Nearing the city limits, Freemon began to check more closely with his friend, Snippy Sandy. She instructed him to take the next exit and turn left. This we did. And that is when our trip started going down hill when there was no hill. There was a string of fast food places on both sides of a road which wound around into a neighborhood and then dead ended.

“Now, you are sure this is the right address?” Freemon asks.

“Yes. I have it written down right here,” pulling a yellow sticky note from my purse.

We head back toward I-10 to start over. This time, Sandy directs us through the red light and keeps us on the service road for two blocks to a street which leads to the left. After passing two churches and a graveyard we are directed to turn right on a busy thoroughfare. Time passes and Sandy remains silent. We do not see this busy thoroughfare on Sandy’s ‘face’ but we do see what appears to be water ahead. At this moment Sandy begins to murmur, “Recalculating…recalculating.”

“Stop at the next service station and let’s find out where we are, for goodness sake!” Oh, foolish Brenda, would Freemon Miles or any man succumb to stopping to ask directions?

Sandy’s recalculating takes us back in the opposite direction but Freemon’s faith in Sandy has not yet wavered…calling her mistake a “simple miscalculation.” We finally arrive for the third time back on I-10 but, this time the state capital is in view.
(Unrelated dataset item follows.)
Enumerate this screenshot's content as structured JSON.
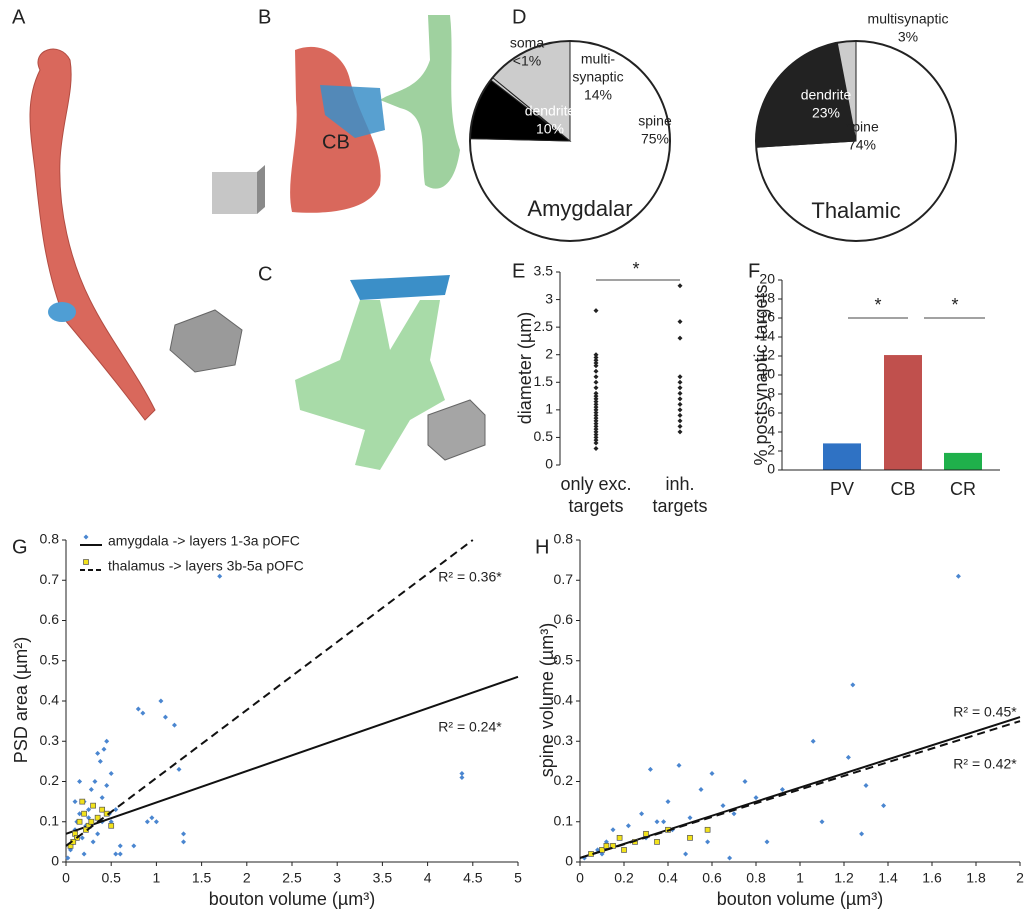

I-10 East curves right and becomes I-10 South. Once more Snippy Sandy instructs us to turn at the next exit and take a left under the ‘motorway’ and follow with a sharp right. After what seems forever to me, we begin to pass structures that resemble dormitories and classroom buildings. We take the next right, as prompted, and it morphs into a roundabout, for crying out loud!

After circling the thing four times, I shouted, “Freemon, stop! Stop right now! Can’t you see we must be in the middle of the LSU campus without a motel in sight? Why didn’t I write down the phone number of this place? It’s already dark outside. Pull over NOW! I will call information and get this motel’s number and I will write down the directions as any sensible person should have done in the first place.” My high-pitched, shaky voice rarely surfaces, but when it does he knows he’d better pay attention. With his jaw flexing, he reluctantly pulls into a parking space that is intended for “Faculty Only.”

I make my call, write down the directions, we make only a few turns and we are at our motel. It was just after 9:00. Two hours for a 58 mile trip from Lafayette to our Baton Rouge motel! Snippy Sandy was disconnected the next morning before I would get inside the car.

We stopped to pick up a New Orleans city map as soon as we crossed the Lake Pontchartrain Bridge. The rest of the trip was mostly pleasant and, after a couple of weeks, my husband replaced/connected Sandy under the dash. Yet, this fiasco still makes me wonder how many other marriages were threatened during these early experiences in navigational technology? But, perhaps, I’m being too hasty … I probably need to recalculate.